境内散歩


山門前の石畳を挟んで、渦を刻んでだ庵治石の大きなベンチが据えられています。
座りにくいですが、山門の悠久の歴史を感じてみませんか。


荷風の「断腸亭日乗」の一節を刻んだ碑
明石名水「亀の水」をイメージした「亀はめ波」を表現しています。
7. 八つ房の梅
ー霊樹:素願成就の梅ー
本堂正面


元禄15年(1702年)の春、赤穂四十七士の一人間瀬久太夫正明が、頭領大石内蔵助良雄と共に素願成就を願って参詣したとき、携えていた鉢植えの梅が弱りかけていたこともあって、当寺に移植しました。一つの花に複数の実を付ける「八つ房の梅」です。
今も多くの実を結び、内蔵助と久太夫の素願の成就を体現しているこの「八つ房の梅」を『霊樹:素願成就の梅』と称しています。現在は三代目と四代目です。
また、四代目は、平成25年(2013年)12月、和人住職が経を唱え、曹洞宗泉岳寺の四十八基の義士の墓を前にして眠る主君浅野内匠頭(たくみのかみ)の墓所に、幼木を対で納めています。久太夫の思いが遂げられるようにと、三百有余年のときを越えて旧東海道を巡り運んだもので、本堂正面の四代目と同様、確かに育っています。
10.開山堂
本堂裏側
当寺開山安室春泰大和尚ほか歴代の住職をお祀りしている御堂です。
12.子午線大梵鐘
観音堂前


日本で唯一、東経135度・日本標準時子午線上に吊るされている重量830貫(約3.1トン)の梵鐘で、『子午線大梵鐘』と称しています。
梵鐘の下には、『子午線LEDライン』の光が、9時から17時の間15分ごとに、鐘楼の舞台を横切り、基壇(きだん)の前を流れ落ち、本堂に向かって走っています。
鐘楼前の参道の奥には、令和2年(2020年)の「時の記念日・制定100周年」に先立って建立した『子午線大梵鐘の由緒』等と梵鐘の鋳刻文を刻んだ石板(モノリス)が建っています。
現在の梵鐘と鐘楼は、昭和53年(1978年)に再建。梵鐘は、京都太秦(うずまさ)の岩澤宗徹が精魂こめて鋳造したもので、一撞(ひとつき)の余韻は3分半に及び海峡に響き渡ります。古(いにしえ)よりの梵鐘(480貫(1.8トン))は、昭和18年(1943年)の戦時供出によって失われました。

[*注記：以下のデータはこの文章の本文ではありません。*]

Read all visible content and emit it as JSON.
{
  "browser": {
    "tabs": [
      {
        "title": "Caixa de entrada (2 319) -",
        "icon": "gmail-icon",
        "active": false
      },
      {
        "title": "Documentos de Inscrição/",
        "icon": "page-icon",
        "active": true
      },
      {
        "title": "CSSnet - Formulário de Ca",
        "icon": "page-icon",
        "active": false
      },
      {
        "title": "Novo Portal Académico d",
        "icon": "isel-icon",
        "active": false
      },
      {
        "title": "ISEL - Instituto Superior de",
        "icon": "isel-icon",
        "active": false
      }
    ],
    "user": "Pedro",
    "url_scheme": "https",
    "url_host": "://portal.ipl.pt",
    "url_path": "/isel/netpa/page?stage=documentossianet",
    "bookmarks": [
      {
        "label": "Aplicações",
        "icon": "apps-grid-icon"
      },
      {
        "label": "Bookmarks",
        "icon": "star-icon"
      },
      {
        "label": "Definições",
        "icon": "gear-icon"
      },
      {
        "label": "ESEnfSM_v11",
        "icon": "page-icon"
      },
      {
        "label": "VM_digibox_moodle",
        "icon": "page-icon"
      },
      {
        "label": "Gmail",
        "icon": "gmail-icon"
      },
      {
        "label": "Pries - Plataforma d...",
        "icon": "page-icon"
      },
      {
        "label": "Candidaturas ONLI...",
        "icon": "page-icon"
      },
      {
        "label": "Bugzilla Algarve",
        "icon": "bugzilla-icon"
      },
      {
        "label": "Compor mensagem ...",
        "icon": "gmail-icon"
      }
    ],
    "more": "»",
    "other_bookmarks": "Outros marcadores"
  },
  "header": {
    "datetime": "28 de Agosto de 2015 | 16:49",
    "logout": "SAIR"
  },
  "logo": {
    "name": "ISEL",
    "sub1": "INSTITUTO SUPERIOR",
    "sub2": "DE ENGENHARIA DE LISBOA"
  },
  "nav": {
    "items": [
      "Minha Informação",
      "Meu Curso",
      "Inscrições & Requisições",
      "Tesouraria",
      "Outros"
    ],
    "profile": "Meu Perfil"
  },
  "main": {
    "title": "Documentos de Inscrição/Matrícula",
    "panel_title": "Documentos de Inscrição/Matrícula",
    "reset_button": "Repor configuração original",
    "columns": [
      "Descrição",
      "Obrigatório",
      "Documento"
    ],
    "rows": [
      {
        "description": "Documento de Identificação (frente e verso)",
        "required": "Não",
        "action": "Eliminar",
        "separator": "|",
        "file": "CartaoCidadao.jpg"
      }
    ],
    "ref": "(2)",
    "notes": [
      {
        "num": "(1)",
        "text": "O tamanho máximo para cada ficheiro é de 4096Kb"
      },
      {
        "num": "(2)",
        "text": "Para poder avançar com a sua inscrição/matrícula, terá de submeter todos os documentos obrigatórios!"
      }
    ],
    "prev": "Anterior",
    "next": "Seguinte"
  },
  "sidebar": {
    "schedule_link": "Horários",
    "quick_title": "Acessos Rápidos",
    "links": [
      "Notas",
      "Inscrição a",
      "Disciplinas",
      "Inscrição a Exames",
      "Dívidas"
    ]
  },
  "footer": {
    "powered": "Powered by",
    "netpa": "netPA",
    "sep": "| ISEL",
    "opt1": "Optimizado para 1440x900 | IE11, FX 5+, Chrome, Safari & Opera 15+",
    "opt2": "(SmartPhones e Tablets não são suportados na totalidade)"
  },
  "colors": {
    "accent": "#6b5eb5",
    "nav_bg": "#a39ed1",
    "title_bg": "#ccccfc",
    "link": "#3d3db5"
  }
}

観音堂の階段横に据えている見晴台に立てば、「子午線標示柱(トンボの標柱)」を背に、鐘楼の舞台を走って基壇から流れ落ちる子午線LEDラインの全体が臨めます。


子午線大梵鐘の由緒碑「悠久のモノリス」(一枚岩)について
波状に磨かれた切断面は千年の刻(とき)悠久を表現しています。
釣鐘には第二次世界大戦戦時下、釣鐘の供出など幾多の歴史を重ねてきた事や航舟安穏などが刻印されている所から由緒碑の発想の波が原点になっています。
石板(モノリス)は波状に切断し、下石は釣鐘に鋳造されている由緒が、浮遊している上石は現在の子午線LEDの由来を刻んでいます。